The council’s political leader has reacted against calls by a Highlands and Islands MSP for the SIC to think again about school closures.
Gary Robinson says the authority still has “some way to go” before it can realise the “brighter picture” painted by the SNP member Mike MacKenzie – despite ongoing efforts to become sustainable.
Last week Mr MacKenzie voiced concerns about proposed changes to the school estate, which the council says could save over £3 million.
The MSP also spoke about the “renaissance” in the oil and gas sector, along with a potential for 3,000 renewable jobs in the next decade.
However Mr Robinson says Mr MacKenzie’s argument fails to add up. He says a government promise – highlighted in national media – that local communities will be allowed to keep millions of pounds of tax generated by the controversial practice of fracking would be of little benefit to the isles.
He has also pointed to the low price of gas and the delayed completion of the new gas plant at Sullom Voe.
“I noticed Mike MacKenzie’s comments … around how much better off the council’s going to be,” said Mr Robinson.
“I have to question the figures he’s looking at. The income we’ve had from the oil industry has been significantly reduced due to the downturn in throughput.
“The income we expect from Total due to fracking and such like is not likely to be anything like what we anticipated.
“The price of gas is low and the Total gas plant is behind schedule, so we won’t be getting that income as soon as we thought we would.
“I think we’ve got some way to go before we get the brighter picture Mike MacKenzie is talking about.”
Mr Robinson said the council was making progress in “pegging back” its spending from reserves. However, he pointed to reductions in government grants which made sustainability a “moving target”.
“We expected to spend 20-odd million from reserves. That’s likely to be pegged back to the teens of millions.

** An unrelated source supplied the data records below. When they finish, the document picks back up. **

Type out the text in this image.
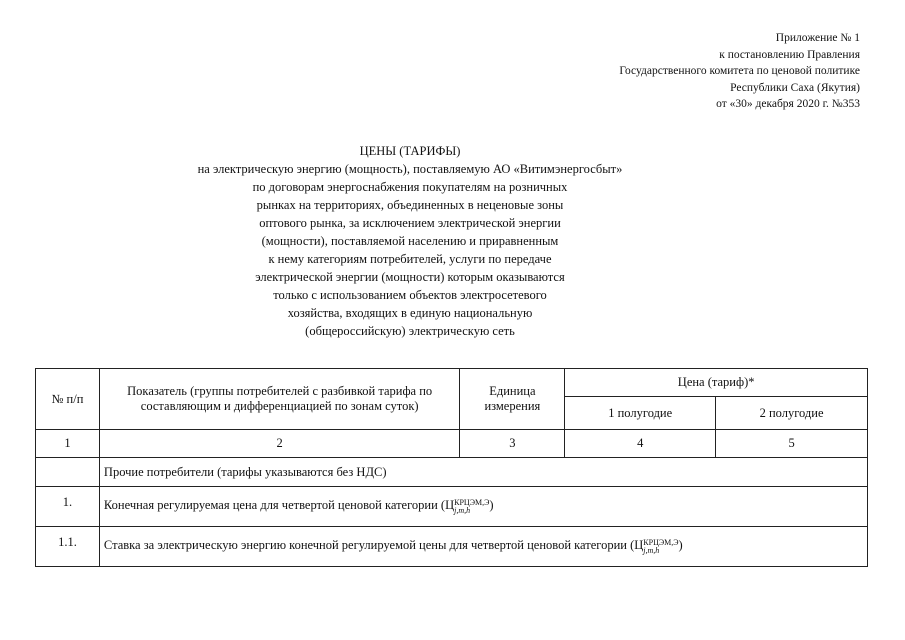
Приложение № 1
к постановлению Правления
Государственного комитета по ценовой политике
Республики Саха (Якутия)
от «30» декабря 2020 г. №353
ЦЕНЫ (ТАРИФЫ)
на электрическую энергию (мощность), поставляемую АО «Витимэнергосбыт»
по договорам энергоснабжения покупателям на розничных
рынках на территориях, объединенных в неценовые зоны
оптового рынка, за исключением электрической энергии
(мощности), поставляемой населению и приравненным
к нему категориям потребителей, услуги по передаче
электрической энергии (мощности) которым оказываются
только с использованием объектов электросетевого
хозяйства, входящих в единую национальную
(общероссийскую) электрическую сеть
№ п/п	Показатель (группы потребителей с разбивкой тарифа по составляющим и дифференциацией по зонам суток)	Единица измерения	Цена (тариф)*	
			1 полугодие	2 полугодие
1	2	3	4	5
	Прочие потребители (тарифы указываются без НДС)			
1.	Конечная регулируемая цена для четвертой ценовой категории (Ц КРЦЭМ,Э
j,m,h )			
1.1.	Ставка за электрическую энергию конечной регулируемой цены для четвертой ценовой категории (Ц КРЦЭМ,Э
j,m,h )			
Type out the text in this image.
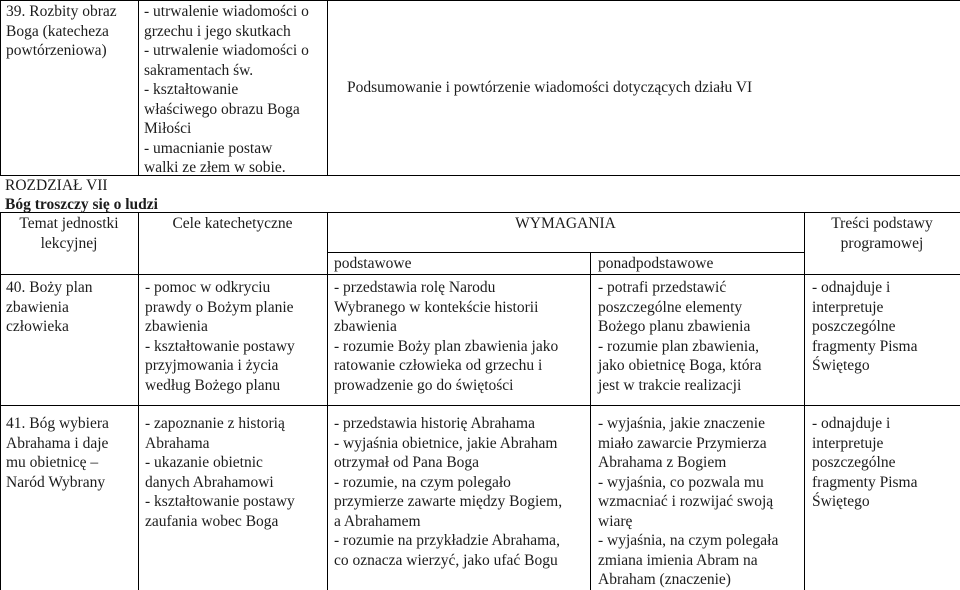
39. Rozbity obraz
Boga (katecheza
powtórzeniowa)
- utrwalenie wiadomości o
grzechu i jego skutkach
- utrwalenie wiadomości o
sakramentach św.
- kształtowanie
właściwego obrazu Boga
Miłości
- umacnianie postaw
walki ze złem w sobie.
Podsumowanie i powtórzenie wiadomości dotyczących działu VI
ROZDZIAŁ VII
Bóg troszczy się o ludzi
Temat jednostki
lekcyjnej
Cele katechetyczne	WYMAGANIA
podstawowe	ponadpodstawowe
Treści podstawy
programowej
40. Boży plan
zbawienia
człowieka
- pomoc w odkryciu
prawdy o Bożym planie
zbawienia
- kształtowanie postawy
przyjmowania i życia
według Bożego planu
- przedstawia rolę Narodu
Wybranego w kontekście historii
zbawienia
- rozumie Boży plan zbawienia jako
ratowanie człowieka od grzechu i
prowadzenie go do świętości
- potrafi przedstawić
poszczególne elementy
Bożego planu zbawienia
- rozumie plan zbawienia,
jako obietnicę Boga, która
jest w trakcie realizacji
- odnajduje i
interpretuje
poszczególne
fragmenty Pisma
Świętego
41. Bóg wybiera
Abrahama i daje
mu obietnicę –
Naród Wybrany
- zapoznanie z historią
Abrahama
- ukazanie obietnic
danych Abrahamowi
- kształtowanie postawy
zaufania wobec Boga
- przedstawia historię Abrahama
- wyjaśnia obietnice, jakie Abraham
otrzymał od Pana Boga
- rozumie, na czym polegało
przymierze zawarte między Bogiem,
a Abrahamem
- rozumie na przykładzie Abrahama,
co oznacza wierzyć, jako ufać Bogu
- wyjaśnia, jakie znaczenie
miało zawarcie Przymierza
Abrahama z Bogiem
- wyjaśnia, co pozwala mu
wzmacniać i rozwijać swoją
wiarę
- wyjaśnia, na czym polegała
zmiana imienia Abram na
Abraham (znaczenie)
- odnajduje i
interpretuje
poszczególne
fragmenty Pisma
Świętego
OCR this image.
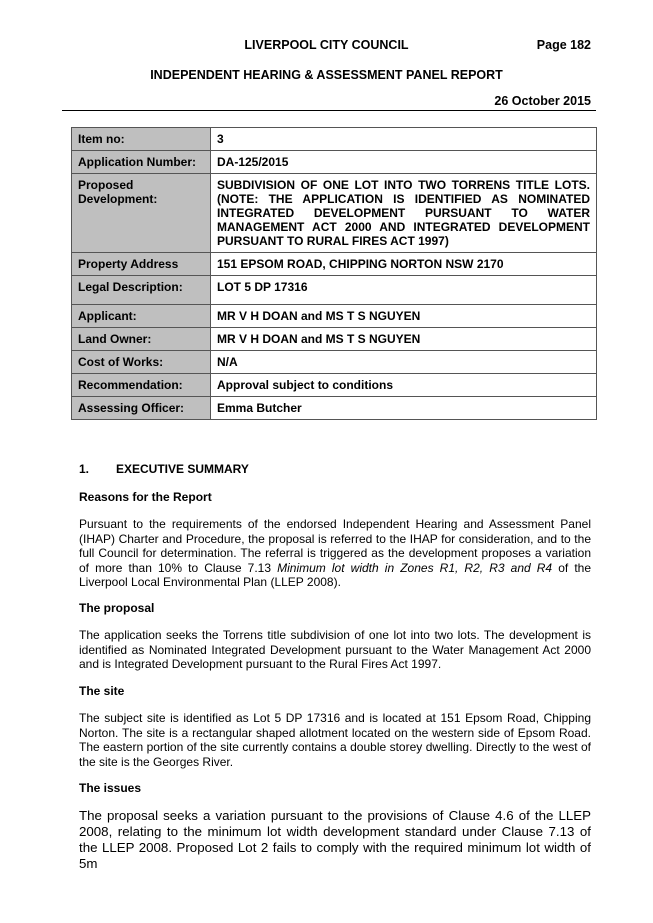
LIVERPOOL CITY COUNCIL	Page 182
INDEPENDENT HEARING & ASSESSMENT PANEL REPORT
26 October 2015
Item no:	3
Application Number:	DA-125/2015
Proposed Development:	SUBDIVISION OF ONE LOT INTO TWO TORRENS TITLE LOTS. (NOTE: THE APPLICATION IS IDENTIFIED AS NOMINATED INTEGRATED DEVELOPMENT PURSUANT TO WATER MANAGEMENT ACT 2000 AND INTEGRATED DEVELOPMENT PURSUANT TO RURAL FIRES ACT 1997)
Property Address	151 EPSOM ROAD, CHIPPING NORTON NSW 2170
Legal Description:	LOT 5 DP 17316
Applicant:	MR V H DOAN and MS T S NGUYEN
Land Owner:	MR V H DOAN and MS T S NGUYEN
Cost of Works:	N/A
Recommendation:	Approval subject to conditions
Assessing Officer:	Emma Butcher
1. EXECUTIVE SUMMARY
Reasons for the Report
Pursuant to the requirements of the endorsed Independent Hearing and Assessment Panel (IHAP) Charter and Procedure, the proposal is referred to the IHAP for consideration, and to the full Council for determination. The referral is triggered as the development proposes a variation of more than 10% to Clause 7.13 Minimum lot width in Zones R1, R2, R3 and R4 of the Liverpool Local Environmental Plan (LLEP 2008).
The proposal
The application seeks the Torrens title subdivision of one lot into two lots. The development is identified as Nominated Integrated Development pursuant to the Water Management Act 2000 and is Integrated Development pursuant to the Rural Fires Act 1997.
The site
The subject site is identified as Lot 5 DP 17316 and is located at 151 Epsom Road, Chipping Norton. The site is a rectangular shaped allotment located on the western side of Epsom Road. The eastern portion of the site currently contains a double storey dwelling. Directly to the west of the site is the Georges River.
The issues
The proposal seeks a variation pursuant to the provisions of Clause 4.6 of the LLEP 2008, relating to the minimum lot width development standard under Clause 7.13 of the LLEP 2008. Proposed Lot 2 fails to comply with the required minimum lot width of 5m
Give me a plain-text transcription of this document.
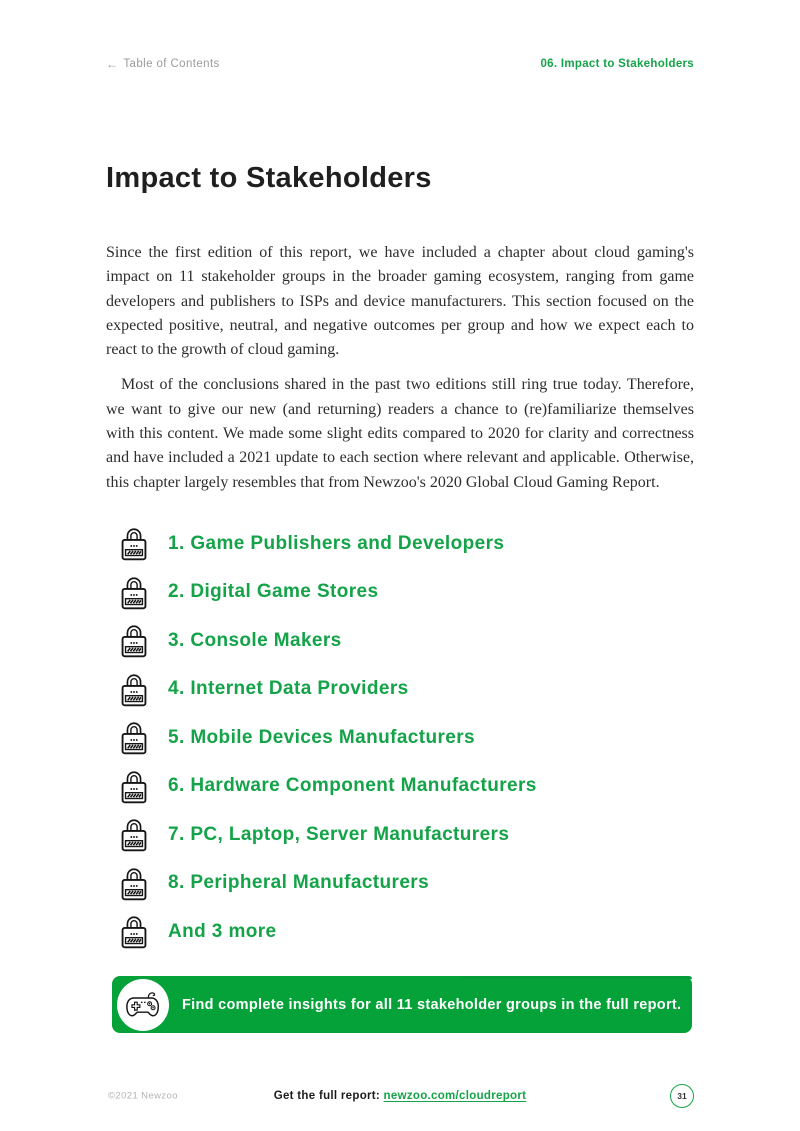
← Table of Contents	06. Impact to Stakeholders
Impact to Stakeholders

Since the first edition of this report, we have included a chapter about cloud gaming's impact on 11 stakeholder groups in the broader gaming ecosystem, ranging from game developers and publishers to ISPs and device manufacturers. This section focused on the expected positive, neutral, and negative outcomes per group and how we expect each to react to the growth of cloud gaming.

Most of the conclusions shared in the past two editions still ring true today. Therefore, we want to give our new (and returning) readers a chance to (re)familiarize themselves with this content. We made some slight edits compared to 2020 for clarity and correctness and have included a 2021 update to each section where relevant and applicable. Otherwise, this chapter largely resembles that from Newzoo's 2020 Global Cloud Gaming Report.

1. Game Publishers and Developers
2. Digital Game Stores
3. Console Makers
4. Internet Data Providers
5. Mobile Devices Manufacturers
6. Hardware Component Manufacturers
7. PC, Laptop, Server Manufacturers
8. Peripheral Manufacturers
And 3 more
Find complete insights for all 11 stakeholder groups in the full report.
©2021 Newzoo	Get the full report: newzoo.com/cloudreport	31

“On the debit side, though, we are expecting smaller grants from the government in the next three consecutive years.
“I think there is a very good chance indeed that the council will be sustainable next year, but sustainability is going to be a moving target for the foreseeable future due to the fact that our grant is reducing.
“At the end of this council we’ll have around about £10 million of notional loan support, where only a few years ago we had £16 million. There are still some real challenges out there.”
He insisted the SIC was progressing well in its drive to live within its means.
“There is no question we have made vast progress from the position we were in. In 2011/12 the council overspent by £36 million.
“Had we done nothing that would have been £42.7 million in 2012/13. Since the beginning of this council to have reduced the deficit from £42.7 million to somewhere in the teens is a phenomenal achievement within two years.
“I don’t think we can afford to take the foot off the pedal just yet. There is no such thing as nearly sustainable.”